8. In discussions with many health care providers people do seems to have some common problems that are not discussed. Many PN people have the following: diabetes (if you don't have it you will be treated like you have it almost always), high foot arch, thyroid disease, celiac disease (other common auto immune problems.) Look at what is recommended for these problems and you might find suggestions that work.
9. Do what you can to increase blood flow to your feet and hands. Talk to your neurologist about drugs like cilastizol that can improve blood flow to extremeties. Also look to topicals such as essential oils, castor oil, magnesium, and other products that you can confirm improve blood flow.
10. Exercise. Simply do what you can and find your limitations given your circumstances. There is always something that you can do to improve your blood flow.
11. Check your nutrition and supplements that you could use to assist your circumstances. Again don't rely on individuals who don't have sufficient educational training for changes that you might make. For example supplementing B 6 vitamins could be problematic to your condition.
12. On paper set up your plan. It requires some thoughtful consideration to making a plan. If you don't have a plan that you can examine and modify as you gain experience, well then you are likely to miss things as your condition deteriorates.
I wish you all good health and hope that a few of you can draw from my experiences. I am no expert and do not wish to provide guidance to anyone. Check with the mentors. They are properly trained to help you.

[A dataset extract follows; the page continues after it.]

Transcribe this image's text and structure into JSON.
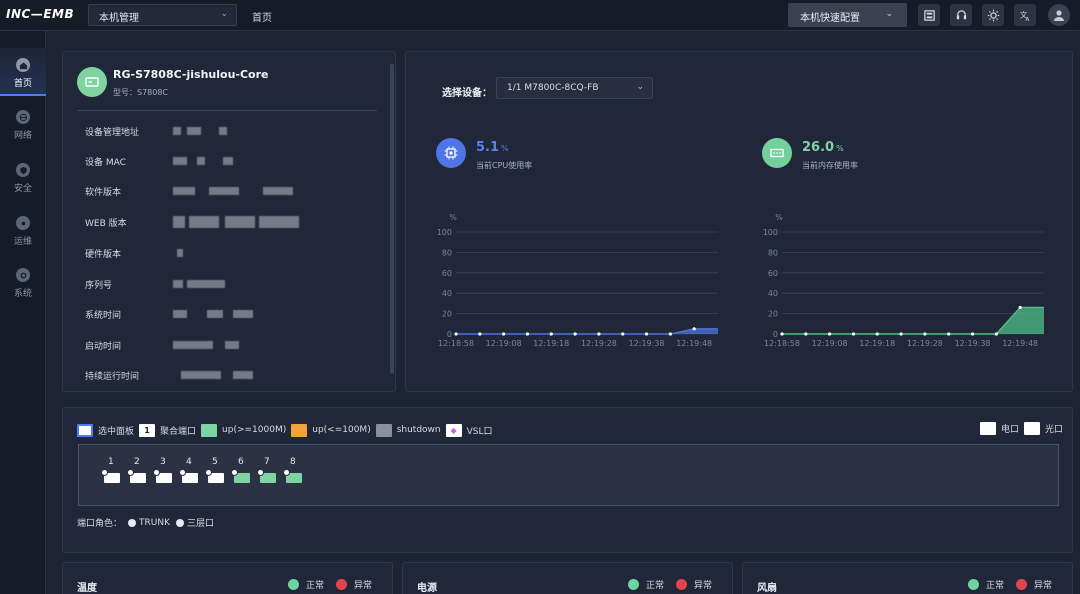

Replies to "1. There are so many different forms of neuropathy that things said or done by individuals..."
Thankyou for your thoughtful post.
The point about blood flow and exercise is well made.
I have a degree of varicose veining, so no problem with blood flowing to the legs but problems with getting it back up again!
Cilastizol comes with a lot of potentially nasty side-effects so even if my doctor would prescribe it, I'm not sure I'd want to take it. As you say, there is that risk of making things worse.
Today I have been on a woodwork project in my garage, too much standing, and my legs are telling me I need to do some stretching exercises. At least that doesn't come with side effects.
Snagydude,
Thank you for your well-organized thoughts and suggestions. You are certainly right about the medical establishment and Big Pharma. I recently learned that I had celiac disease--an autoimmune condition which may account for my PN. I eliminated all gluten products from my diet as my neurologist, who ordered the blood test, never bothered to discuss the test results or give me further guidance. At the visit, he did tell me that my muscle wasting was due to my "disease." So I tried to build up muscle at physical therapy--where I was given leg lifts with ankle weights. I am now suffering with back pain. I am usually upbeat but this pain has me feeling down.
Thank you so much for this thoughtful and well organized post.
With respect, I'd like to comment on 2 of your points.
7. I doubt that many neurologists are making a fortune off people with PN. They do not profit from tests, imaging studies, etc. Furthermore, since PN is one of those diseases that is poorly understood and even harder to treat, patients with it may cause a bit of an aversion reaction. Physicians (believe it or not) are humans too. It is not helpful to the patient or physician for a patient to be angry or disillusioned. Unfortunately for all of us, this is a tough situation.
9. While theoretically promising, cilastizol has not yet proved efficacious for idiopathic or diabetic PN.
Connect
Thank you very much for this information. I have FM and have been told that is the reason for my neuropathy. I've also been told all of us get it as we age and others ignore it. I am not diabetic and have not had my thyroid checked. I have had many other test including a brain mri which showed ms a d tia markers.